The hosts and producers of the Uncertain Things podcast, Adaam James Levin-Areddy, and Vanessa M. Quirk, conduct interviews with experts with a variety of experiences to answer the question, “Now what? How did we get here and what is next?”. In this episode with Michael Kimmelman, they touch upon many interesting subjects, namely, The New York Times institution and its evolution, Kimmelman’s new book the Intimate City, and our overall understanding of communities in cities.

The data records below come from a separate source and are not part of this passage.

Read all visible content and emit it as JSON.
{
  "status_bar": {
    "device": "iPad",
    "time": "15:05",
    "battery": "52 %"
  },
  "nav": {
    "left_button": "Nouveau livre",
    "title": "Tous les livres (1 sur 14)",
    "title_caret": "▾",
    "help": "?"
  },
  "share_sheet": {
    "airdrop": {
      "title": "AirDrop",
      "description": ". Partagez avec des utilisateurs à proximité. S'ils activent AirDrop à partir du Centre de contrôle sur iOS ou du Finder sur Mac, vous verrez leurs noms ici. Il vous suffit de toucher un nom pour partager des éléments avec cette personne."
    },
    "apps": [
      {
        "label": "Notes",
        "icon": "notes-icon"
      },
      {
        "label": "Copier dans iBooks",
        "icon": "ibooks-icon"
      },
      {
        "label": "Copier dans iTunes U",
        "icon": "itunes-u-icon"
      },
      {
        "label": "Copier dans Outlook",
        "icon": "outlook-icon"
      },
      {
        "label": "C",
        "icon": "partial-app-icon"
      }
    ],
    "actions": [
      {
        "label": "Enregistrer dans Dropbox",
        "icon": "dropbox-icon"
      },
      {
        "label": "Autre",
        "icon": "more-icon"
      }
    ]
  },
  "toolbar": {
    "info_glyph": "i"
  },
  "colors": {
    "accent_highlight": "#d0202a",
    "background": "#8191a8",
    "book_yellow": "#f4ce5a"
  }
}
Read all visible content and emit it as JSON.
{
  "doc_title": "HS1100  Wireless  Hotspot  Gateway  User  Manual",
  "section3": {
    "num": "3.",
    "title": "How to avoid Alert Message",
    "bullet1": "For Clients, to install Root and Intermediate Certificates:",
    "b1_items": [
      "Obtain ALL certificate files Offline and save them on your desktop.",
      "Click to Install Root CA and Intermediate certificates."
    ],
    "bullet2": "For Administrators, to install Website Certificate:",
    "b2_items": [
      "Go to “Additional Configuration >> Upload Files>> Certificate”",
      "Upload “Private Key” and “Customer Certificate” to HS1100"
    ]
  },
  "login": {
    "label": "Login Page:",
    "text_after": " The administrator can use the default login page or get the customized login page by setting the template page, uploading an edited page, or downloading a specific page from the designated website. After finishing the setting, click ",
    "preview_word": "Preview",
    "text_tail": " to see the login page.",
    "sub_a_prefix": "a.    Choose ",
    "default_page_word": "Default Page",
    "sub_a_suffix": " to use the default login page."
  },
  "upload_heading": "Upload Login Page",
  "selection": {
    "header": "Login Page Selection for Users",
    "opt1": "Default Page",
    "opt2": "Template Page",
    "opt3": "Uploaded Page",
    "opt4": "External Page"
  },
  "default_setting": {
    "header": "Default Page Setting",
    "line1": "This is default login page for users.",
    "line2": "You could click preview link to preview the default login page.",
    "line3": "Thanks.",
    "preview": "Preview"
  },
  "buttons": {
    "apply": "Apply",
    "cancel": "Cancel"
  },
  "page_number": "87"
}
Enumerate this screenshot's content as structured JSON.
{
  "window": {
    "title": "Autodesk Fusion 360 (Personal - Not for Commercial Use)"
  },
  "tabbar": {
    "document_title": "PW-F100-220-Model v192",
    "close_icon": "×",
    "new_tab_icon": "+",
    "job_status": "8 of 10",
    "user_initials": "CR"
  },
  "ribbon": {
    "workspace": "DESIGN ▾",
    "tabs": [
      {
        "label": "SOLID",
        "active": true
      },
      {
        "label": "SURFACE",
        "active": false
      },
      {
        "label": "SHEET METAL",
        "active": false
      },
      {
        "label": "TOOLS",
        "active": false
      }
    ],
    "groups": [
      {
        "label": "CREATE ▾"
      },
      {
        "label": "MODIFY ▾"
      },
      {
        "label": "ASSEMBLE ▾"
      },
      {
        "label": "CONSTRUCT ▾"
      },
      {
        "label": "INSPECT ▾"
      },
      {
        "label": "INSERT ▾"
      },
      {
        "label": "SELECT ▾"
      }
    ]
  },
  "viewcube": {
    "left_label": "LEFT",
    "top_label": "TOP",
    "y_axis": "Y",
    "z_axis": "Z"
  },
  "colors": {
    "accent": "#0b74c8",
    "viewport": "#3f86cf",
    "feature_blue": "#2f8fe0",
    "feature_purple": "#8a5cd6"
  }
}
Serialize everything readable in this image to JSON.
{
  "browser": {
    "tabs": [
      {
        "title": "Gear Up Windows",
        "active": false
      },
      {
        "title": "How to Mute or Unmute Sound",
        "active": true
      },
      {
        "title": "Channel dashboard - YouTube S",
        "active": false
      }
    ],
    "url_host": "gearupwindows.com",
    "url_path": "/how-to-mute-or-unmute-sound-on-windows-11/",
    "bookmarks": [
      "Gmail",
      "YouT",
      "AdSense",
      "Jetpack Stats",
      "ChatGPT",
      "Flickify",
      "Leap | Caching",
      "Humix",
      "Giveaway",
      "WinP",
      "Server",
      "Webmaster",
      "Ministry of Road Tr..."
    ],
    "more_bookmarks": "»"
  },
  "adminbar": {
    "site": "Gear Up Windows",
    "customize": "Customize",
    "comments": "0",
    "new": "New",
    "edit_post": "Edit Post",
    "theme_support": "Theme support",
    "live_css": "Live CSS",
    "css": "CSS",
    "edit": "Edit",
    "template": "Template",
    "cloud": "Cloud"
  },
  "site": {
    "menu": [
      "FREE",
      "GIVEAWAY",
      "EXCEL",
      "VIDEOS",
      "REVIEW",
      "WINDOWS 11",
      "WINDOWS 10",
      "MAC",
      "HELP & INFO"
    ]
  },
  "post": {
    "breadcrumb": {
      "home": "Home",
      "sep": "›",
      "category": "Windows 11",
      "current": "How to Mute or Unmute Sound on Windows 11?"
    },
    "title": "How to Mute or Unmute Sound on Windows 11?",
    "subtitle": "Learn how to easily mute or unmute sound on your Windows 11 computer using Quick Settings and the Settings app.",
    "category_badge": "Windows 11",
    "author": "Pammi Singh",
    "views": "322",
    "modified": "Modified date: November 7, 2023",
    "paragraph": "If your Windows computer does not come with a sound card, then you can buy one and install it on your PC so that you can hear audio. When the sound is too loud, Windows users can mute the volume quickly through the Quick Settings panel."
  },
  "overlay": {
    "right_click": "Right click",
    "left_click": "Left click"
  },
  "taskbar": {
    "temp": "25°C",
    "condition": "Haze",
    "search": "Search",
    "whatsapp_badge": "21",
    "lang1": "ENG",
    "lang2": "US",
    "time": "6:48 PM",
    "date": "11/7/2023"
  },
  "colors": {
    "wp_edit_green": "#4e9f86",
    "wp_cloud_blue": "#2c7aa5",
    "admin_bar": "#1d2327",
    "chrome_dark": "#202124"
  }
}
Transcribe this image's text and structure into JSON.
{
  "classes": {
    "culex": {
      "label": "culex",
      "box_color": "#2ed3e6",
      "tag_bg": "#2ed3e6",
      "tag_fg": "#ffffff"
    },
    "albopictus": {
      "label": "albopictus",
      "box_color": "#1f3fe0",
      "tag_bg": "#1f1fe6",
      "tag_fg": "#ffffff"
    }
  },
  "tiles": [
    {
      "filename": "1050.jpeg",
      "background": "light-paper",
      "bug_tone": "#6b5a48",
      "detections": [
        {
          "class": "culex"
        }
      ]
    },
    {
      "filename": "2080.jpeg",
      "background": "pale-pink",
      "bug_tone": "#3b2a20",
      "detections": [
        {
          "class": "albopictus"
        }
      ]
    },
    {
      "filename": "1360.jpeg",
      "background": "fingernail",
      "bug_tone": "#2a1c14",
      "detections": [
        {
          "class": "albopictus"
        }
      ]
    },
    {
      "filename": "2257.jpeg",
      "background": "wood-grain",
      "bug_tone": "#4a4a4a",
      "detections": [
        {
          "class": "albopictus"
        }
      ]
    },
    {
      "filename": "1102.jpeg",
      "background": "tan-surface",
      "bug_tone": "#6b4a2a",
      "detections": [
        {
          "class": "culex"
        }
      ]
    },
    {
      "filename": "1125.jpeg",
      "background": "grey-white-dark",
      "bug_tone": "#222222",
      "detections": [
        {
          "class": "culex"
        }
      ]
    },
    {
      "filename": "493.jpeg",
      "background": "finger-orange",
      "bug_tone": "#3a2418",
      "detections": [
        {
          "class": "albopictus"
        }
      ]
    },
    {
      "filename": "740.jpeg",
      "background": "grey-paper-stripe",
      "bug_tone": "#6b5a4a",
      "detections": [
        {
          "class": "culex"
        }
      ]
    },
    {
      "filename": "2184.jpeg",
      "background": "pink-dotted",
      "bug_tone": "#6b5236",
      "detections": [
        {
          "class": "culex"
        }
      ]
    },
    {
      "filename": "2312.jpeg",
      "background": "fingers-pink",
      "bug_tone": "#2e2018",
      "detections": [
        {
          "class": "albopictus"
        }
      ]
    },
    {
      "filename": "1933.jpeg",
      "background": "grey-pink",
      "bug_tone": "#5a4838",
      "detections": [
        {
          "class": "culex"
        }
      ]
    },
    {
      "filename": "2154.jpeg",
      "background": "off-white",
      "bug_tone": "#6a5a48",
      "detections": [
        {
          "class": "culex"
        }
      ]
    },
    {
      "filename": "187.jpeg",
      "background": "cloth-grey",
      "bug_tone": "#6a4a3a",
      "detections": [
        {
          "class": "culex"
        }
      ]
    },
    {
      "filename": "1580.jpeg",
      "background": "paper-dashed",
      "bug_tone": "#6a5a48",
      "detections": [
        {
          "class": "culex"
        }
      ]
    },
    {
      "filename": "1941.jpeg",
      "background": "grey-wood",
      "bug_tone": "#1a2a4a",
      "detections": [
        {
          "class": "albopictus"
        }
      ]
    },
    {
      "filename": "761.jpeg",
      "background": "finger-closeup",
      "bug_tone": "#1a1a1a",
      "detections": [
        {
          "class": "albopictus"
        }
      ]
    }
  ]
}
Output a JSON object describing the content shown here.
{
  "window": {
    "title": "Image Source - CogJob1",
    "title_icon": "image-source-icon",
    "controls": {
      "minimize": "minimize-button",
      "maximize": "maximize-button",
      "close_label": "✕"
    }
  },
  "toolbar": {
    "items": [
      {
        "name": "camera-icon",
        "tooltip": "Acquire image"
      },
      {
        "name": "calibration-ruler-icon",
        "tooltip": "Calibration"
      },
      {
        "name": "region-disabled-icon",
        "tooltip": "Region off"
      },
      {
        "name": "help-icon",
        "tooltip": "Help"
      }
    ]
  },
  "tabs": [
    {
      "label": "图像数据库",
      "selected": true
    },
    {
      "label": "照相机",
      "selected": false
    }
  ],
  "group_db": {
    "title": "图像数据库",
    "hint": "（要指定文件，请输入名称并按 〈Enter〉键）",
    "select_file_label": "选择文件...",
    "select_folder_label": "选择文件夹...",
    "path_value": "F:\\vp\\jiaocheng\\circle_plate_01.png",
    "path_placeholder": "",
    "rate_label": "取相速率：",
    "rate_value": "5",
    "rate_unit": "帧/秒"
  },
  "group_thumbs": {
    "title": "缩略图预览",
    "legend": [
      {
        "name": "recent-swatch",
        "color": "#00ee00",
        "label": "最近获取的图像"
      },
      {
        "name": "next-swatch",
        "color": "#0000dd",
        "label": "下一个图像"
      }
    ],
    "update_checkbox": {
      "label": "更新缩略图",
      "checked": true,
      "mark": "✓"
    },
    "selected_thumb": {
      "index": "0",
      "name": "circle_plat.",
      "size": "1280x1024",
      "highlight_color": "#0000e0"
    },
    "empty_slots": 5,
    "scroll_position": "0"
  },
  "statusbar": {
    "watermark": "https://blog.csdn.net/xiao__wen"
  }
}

Michael Kimmelman is the architecture critic for The New York Times. He has written about public housing, public space, landscape architecture, and community development and equity. About a year ago, The New York Times created a new initiative, Headway, centered around investigating big global challenges through the lens of progress. The headway initiative sits outside the institution’s paywall, focusing on getting away from the 24-hour news cycle. In addition to Headway, Kimmelman recently published his latest book The Intimate City, which he wrote during the pandemic – a book that started out with a bunch of emails asking people to go on city walks with him. In each chapter, Kimmelman takes a walk with an expert in architectural urbanism, ecology, and many other fields, and discusses what they see through their eyes. Furthermore, the book is an unraveling of the embodied city and how much it represents our histories and holds our stories.
The discussion then veers onto the Headway organization and unfolds its main missions, through Kimmelman’s perspective. He describes that Headway was created for the writer and the reader to get “a little mental and emotional breathing room”, cultivating meaningful engaging relationships with audiences based on community building, rather than clickbait. They speak about Kimmelman’s first case study in the sub-institution, a story confronting homelessness in Anacostia, a neighborhood in Washington D.C. The discussion revolves around the activities Kimmelman held in Anacostia, organizing local community groups with hundreds of people, and exploring how to offset the negative effects of new infrastructural developments for the entire community. Moreover, the conversation reveals the embedded change that is inside a city, claiming that this evolution is not necessarily a threat to the built metropolis. They explore the role of local governments to provide security and stability for the people in the communities that are affected by the change, and question how these changes can potentially benefit communities.
The conversation, rooted in communities and meanings derived from cities, then goes on to investigate the true connotation of the word “community”. One of the hosts, Vanessa M. Quirk clarifies that this is a topic she has long tackled, the blurred lines of a community, and discovering who really is part of the group. Kimmelman suggests that the word “community” is a romantic suggestion that does not illustrate how layered the word truly is. Moreover, he claims that there is no such thing as an authentic voice of one group. There are instead many interests and many voices, and these can be fractured. He refers to the example of architectural preservation as another layered concept in the urbanist field. Similarly, he asserts that architectural preservation is less about builds and forms, and more about the life around these structures that means so much to the people using them. Using the Stone Wall as an example, Kimmelman explains the true depth of architectural preservation. Formerly a bar in Greenwich Village, The Stone Wall has no architectural merit whatsoever. However, due to its significance in the LGBTQ movement in the 1960s and because of what it represents, the idea of preservation becomes negotiable and valid. The bar is now a National Historic Landmark in New York. They go on to tackle the lack of definitions that have been created around architectural history and philosophy, and how it is an ever-evolving conversation that will never be fully completed, due to the complex and uncategorizable human aspect of cities.
In conclusion, the hosts refer to Kimmelman’s new book: The Intimate City, and discuss the idea of slowness, and anti-doom scrolling culture. Kimmelman quotes Milan Kundera, “There is a secret bond between slowness and memory, just as there is between speed and forgetting”. Referring to the context of city walks and experiencing it on a time scale, he explains that this project was during covid, and it was his attempt to get away from the hour-by-hour panic that was spreading online. He explains that these walks revealed the city to be an embodied symbol of something longer lasting than us. Cities have long survived many epidemics and revolutions, they represent our greatest aspirations, and remind us of what we can potentially do to move forward.